Don’t underestimate the time you need.
Now that I work from home, I don’t have to battle traffic (as much) or fear the time clock. This separation gave me time to reflect on what was really causing my tardiness.
I was perpetually late because I simply wasn’t devoting enough time to what I needed to do. A lot of people underestimate the time that tasks will actually take, whether it’s getting ready in the morning, commuting to work, or getting a project done. They also neglect to build in bathroom breaks, water breaks, or, you know, mental breaks.
When making your to-do list for the day, estimate the time you need for each of your tasks. I love Remember the Milk because it lets me add time estimates, then see how many hours I’ve scheduled in any given day. I was stunned to see that I was giving myself something like 13 hours of work. While possible, that completely neglected my need to eat, do chores, or use the bathroom.
Work and do errands efficiently.
Find ways to combine similar errands and locations. I was spending a lot of time squeezing in errands or chores before work or meetings, which was making me late. I started to build my schedule around my location. Now that I live in a large metropolitan area, I have to be very judicious in how I schedule my life — and I realized how much time I had been wasting before.
I get it: your preferred grocery store or happy hour spot may not be near your workplace. Or your boss calls you to an afternoon meeting at headquarters, which is half an hour away from your kids’ school. It happens.
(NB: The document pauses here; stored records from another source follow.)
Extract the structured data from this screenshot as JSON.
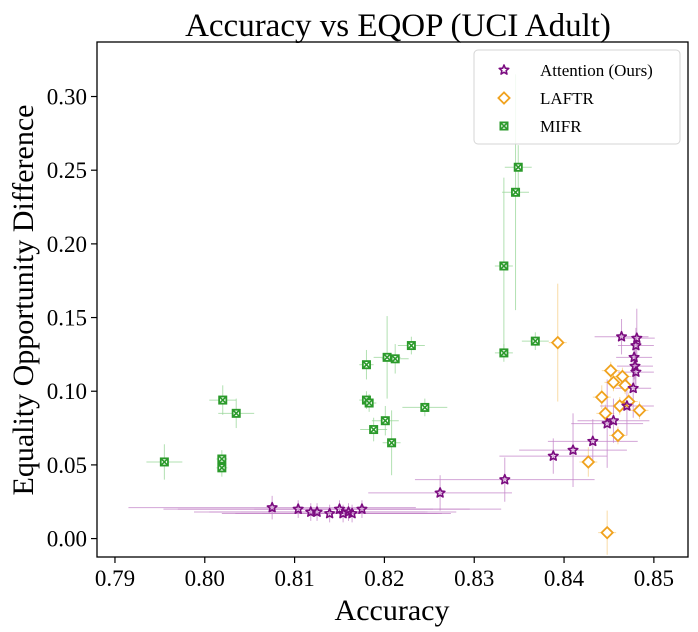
{
  "chart_data": {
    "type": "scatter",
    "title": "Accuracy vs EQOP (UCI Adult)",
    "xlabel": "Accuracy",
    "ylabel": "Equality Opportunity Difference",
    "xlim": [
      0.788,
      0.8538
    ],
    "ylim": [
      -0.0125,
      0.337
    ],
    "xticks": [
      "0.79",
      "0.80",
      "0.81",
      "0.82",
      "0.83",
      "0.84",
      "0.85"
    ],
    "yticks": [
      "0.00",
      "0.05",
      "0.10",
      "0.15",
      "0.20",
      "0.25",
      "0.30"
    ],
    "legend_position": "top-right",
    "series": [
      {
        "name": "Attention (Ours)",
        "marker": "star",
        "color": "#7b0c80",
        "errcolor": "#c586c9",
        "points": [
          {
            "x": 0.8075,
            "y": 0.021,
            "xerr": 0.016,
            "yerr": 0.008
          },
          {
            "x": 0.8104,
            "y": 0.02,
            "xerr": 0.015,
            "yerr": 0.006
          },
          {
            "x": 0.8118,
            "y": 0.018,
            "xerr": 0.013,
            "yerr": 0.006
          },
          {
            "x": 0.8125,
            "y": 0.018,
            "xerr": 0.012,
            "yerr": 0.006
          },
          {
            "x": 0.8139,
            "y": 0.017,
            "xerr": 0.012,
            "yerr": 0.006
          },
          {
            "x": 0.815,
            "y": 0.02,
            "xerr": 0.018,
            "yerr": 0.006
          },
          {
            "x": 0.8154,
            "y": 0.017,
            "xerr": 0.012,
            "yerr": 0.006
          },
          {
            "x": 0.816,
            "y": 0.018,
            "xerr": 0.012,
            "yerr": 0.006
          },
          {
            "x": 0.8164,
            "y": 0.017,
            "xerr": 0.01,
            "yerr": 0.006
          },
          {
            "x": 0.8175,
            "y": 0.02,
            "xerr": 0.012,
            "yerr": 0.006
          },
          {
            "x": 0.8262,
            "y": 0.031,
            "xerr": 0.008,
            "yerr": 0.012
          },
          {
            "x": 0.8334,
            "y": 0.04,
            "xerr": 0.01,
            "yerr": 0.015
          },
          {
            "x": 0.8388,
            "y": 0.056,
            "xerr": 0.006,
            "yerr": 0.012
          },
          {
            "x": 0.841,
            "y": 0.06,
            "xerr": 0.006,
            "yerr": 0.025
          },
          {
            "x": 0.8432,
            "y": 0.066,
            "xerr": 0.005,
            "yerr": 0.015
          },
          {
            "x": 0.8448,
            "y": 0.078,
            "xerr": 0.004,
            "yerr": 0.03
          },
          {
            "x": 0.8455,
            "y": 0.08,
            "xerr": 0.004,
            "yerr": 0.015
          },
          {
            "x": 0.8464,
            "y": 0.137,
            "xerr": 0.003,
            "yerr": 0.012
          },
          {
            "x": 0.847,
            "y": 0.09,
            "xerr": 0.003,
            "yerr": 0.02
          },
          {
            "x": 0.8477,
            "y": 0.102,
            "xerr": 0.002,
            "yerr": 0.02
          },
          {
            "x": 0.8478,
            "y": 0.123,
            "xerr": 0.002,
            "yerr": 0.015
          },
          {
            "x": 0.8479,
            "y": 0.117,
            "xerr": 0.002,
            "yerr": 0.012
          },
          {
            "x": 0.848,
            "y": 0.113,
            "xerr": 0.002,
            "yerr": 0.012
          },
          {
            "x": 0.848,
            "y": 0.131,
            "xerr": 0.002,
            "yerr": 0.012
          },
          {
            "x": 0.8481,
            "y": 0.136,
            "xerr": 0.002,
            "yerr": 0.02
          }
        ]
      },
      {
        "name": "LAFTR",
        "marker": "diamond",
        "color": "#f0a21e",
        "errcolor": "#f7cf87",
        "points": [
          {
            "x": 0.8393,
            "y": 0.133,
            "xerr": 0.001,
            "yerr": 0.04
          },
          {
            "x": 0.8427,
            "y": 0.052,
            "xerr": 0.001,
            "yerr": 0.01
          },
          {
            "x": 0.8442,
            "y": 0.096,
            "xerr": 0.001,
            "yerr": 0.008
          },
          {
            "x": 0.8446,
            "y": 0.085,
            "xerr": 0.001,
            "yerr": 0.006
          },
          {
            "x": 0.8448,
            "y": 0.004,
            "xerr": 0.001,
            "yerr": 0.015
          },
          {
            "x": 0.8452,
            "y": 0.114,
            "xerr": 0.001,
            "yerr": 0.006
          },
          {
            "x": 0.8455,
            "y": 0.106,
            "xerr": 0.001,
            "yerr": 0.006
          },
          {
            "x": 0.846,
            "y": 0.07,
            "xerr": 0.001,
            "yerr": 0.006
          },
          {
            "x": 0.8462,
            "y": 0.09,
            "xerr": 0.001,
            "yerr": 0.006
          },
          {
            "x": 0.8465,
            "y": 0.11,
            "xerr": 0.001,
            "yerr": 0.006
          },
          {
            "x": 0.8468,
            "y": 0.104,
            "xerr": 0.001,
            "yerr": 0.006
          },
          {
            "x": 0.8472,
            "y": 0.093,
            "xerr": 0.001,
            "yerr": 0.006
          },
          {
            "x": 0.8484,
            "y": 0.087,
            "xerr": 0.001,
            "yerr": 0.006
          }
        ]
      },
      {
        "name": "MIFR",
        "marker": "x-square",
        "color": "#2b9a2b",
        "errcolor": "#98d698",
        "points": [
          {
            "x": 0.7955,
            "y": 0.052,
            "xerr": 0.002,
            "yerr": 0.012
          },
          {
            "x": 0.8019,
            "y": 0.054,
            "xerr": 0.0006,
            "yerr": 0.006
          },
          {
            "x": 0.8019,
            "y": 0.048,
            "xerr": 0.0006,
            "yerr": 0.006
          },
          {
            "x": 0.802,
            "y": 0.094,
            "xerr": 0.0015,
            "yerr": 0.01
          },
          {
            "x": 0.8035,
            "y": 0.085,
            "xerr": 0.002,
            "yerr": 0.01
          },
          {
            "x": 0.818,
            "y": 0.094,
            "xerr": 0.0008,
            "yerr": 0.006
          },
          {
            "x": 0.818,
            "y": 0.118,
            "xerr": 0.0008,
            "yerr": 0.01
          },
          {
            "x": 0.8183,
            "y": 0.092,
            "xerr": 0.0008,
            "yerr": 0.006
          },
          {
            "x": 0.8188,
            "y": 0.074,
            "xerr": 0.0015,
            "yerr": 0.008
          },
          {
            "x": 0.8201,
            "y": 0.08,
            "xerr": 0.0015,
            "yerr": 0.01
          },
          {
            "x": 0.8203,
            "y": 0.123,
            "xerr": 0.0015,
            "yerr": 0.028
          },
          {
            "x": 0.8208,
            "y": 0.065,
            "xerr": 0.001,
            "yerr": 0.022
          },
          {
            "x": 0.8212,
            "y": 0.122,
            "xerr": 0.0015,
            "yerr": 0.01
          },
          {
            "x": 0.823,
            "y": 0.131,
            "xerr": 0.0015,
            "yerr": 0.006
          },
          {
            "x": 0.8245,
            "y": 0.089,
            "xerr": 0.0025,
            "yerr": 0.006
          },
          {
            "x": 0.8333,
            "y": 0.185,
            "xerr": 0.001,
            "yerr": 0.06
          },
          {
            "x": 0.8333,
            "y": 0.126,
            "xerr": 0.001,
            "yerr": 0.006
          },
          {
            "x": 0.8346,
            "y": 0.235,
            "xerr": 0.0015,
            "yerr": 0.08
          },
          {
            "x": 0.8349,
            "y": 0.252,
            "xerr": 0.0015,
            "yerr": 0.015
          },
          {
            "x": 0.8368,
            "y": 0.134,
            "xerr": 0.0015,
            "yerr": 0.006
          }
        ]
      }
    ]
  },
  "colors": {
    "attention": "#7b0c80",
    "laftr": "#f0a21e",
    "mifr": "#2b9a2b",
    "axis": "#000000",
    "background": "#ffffff"
  }
}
Look for other ways to tackle things on the basis of your location or “context.” Again, Remember the Milk is good for this.
Do things when you have the energy to do them.
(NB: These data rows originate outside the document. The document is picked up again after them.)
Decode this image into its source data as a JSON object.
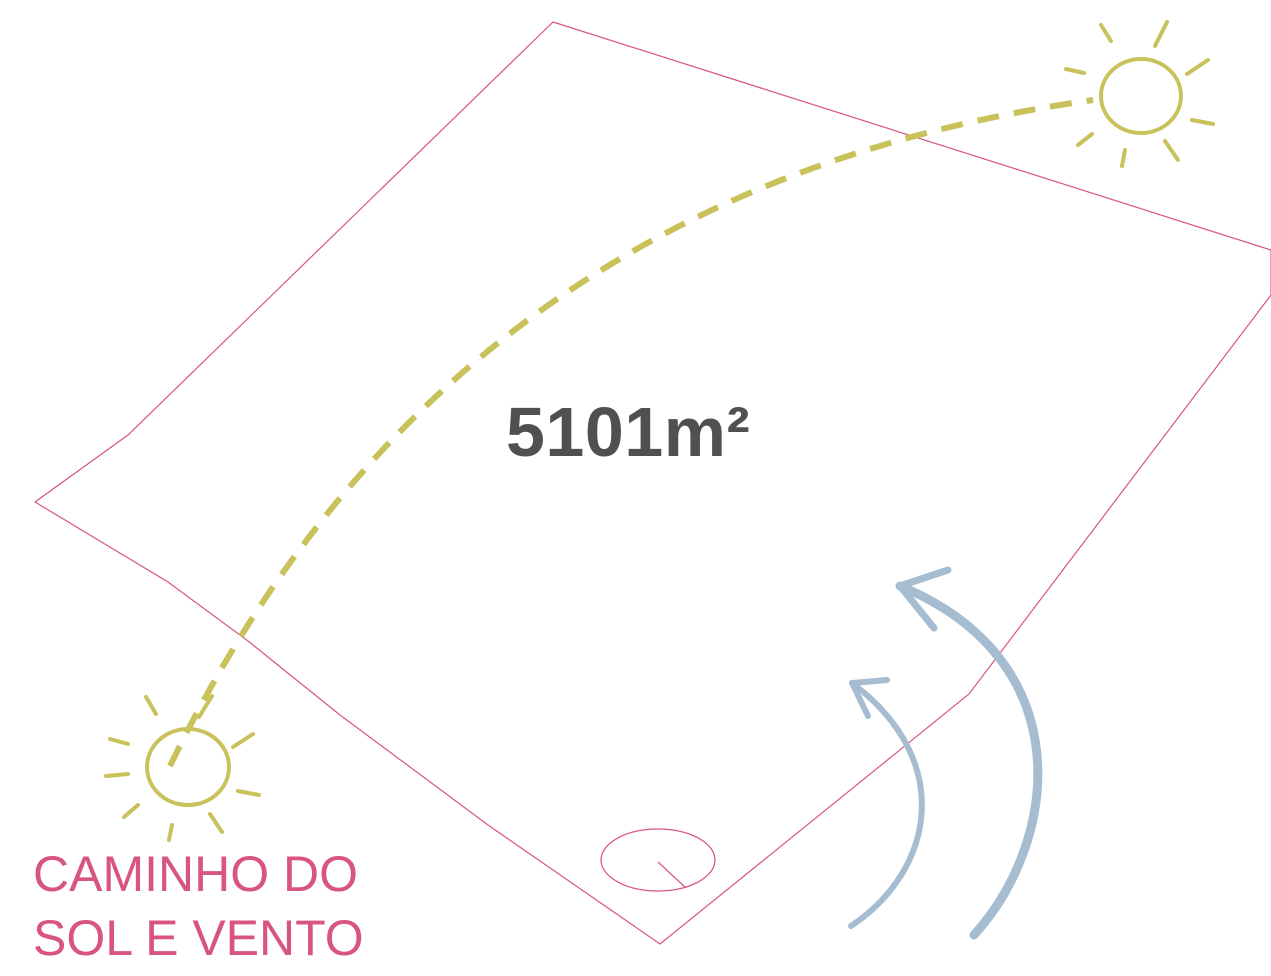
{
  "colors": {
    "boundary": "#d8557f",
    "sun": "#c9c15a",
    "wind": "#a6bcd1",
    "area_text": "#505050",
    "caption_text": "#d8557f"
  },
  "plot": {
    "area_label": "5101m²"
  },
  "caption": {
    "line1": "CAMINHO DO",
    "line2": "SOL E VENTO"
  },
  "icons": {
    "sunrise": "sun-icon",
    "sunset": "sun-icon",
    "wind": "curved-arrow-icon",
    "compass": "compass-icon"
  }
}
I am a morning and night writer. During the afternoon and evening, my brain simply doesn’t work as well in this capacity. So, whether I’m writing for myself or for a client, I schedule those tasks for the hours that I know I can bang out a lot of content.
Likewise, I absolutely do not feel like doing chores or errands at certain times or days of the week, and I’ve noticed that when I try to do so, it takes me at least twice as long to complete those tasks. It is far more efficient if I do those things when I’m in a mode to do so.
Don’t take this advice the wrong way: I know most of us don’t ever really want to do the dishes, so don’t take this article as an excuse to skip your chores! Rather, find that time when you feel like moving around and doing manual labor, or use it as your zen time when you need a mental break from work.
I still feel like I’m running behind, but I’ve learned a lot about my preferences and self-care needs by working from home. I now have indisputable proof that people with “real jobs” (read: 9-to-5s) aren’t necessarily harder workers or more “professional,” and that being tardy doesn’t make you lazy.
If anything, I was perpetually tardy because I was trying so hard to get a lot done. My workaholism was making me late to both work and life. By finding more balance in my life, I discovered the importance of how I conceived of my time. Turns out my retail manager was wrong: the time on the clock wasn’t the source of my value. I was.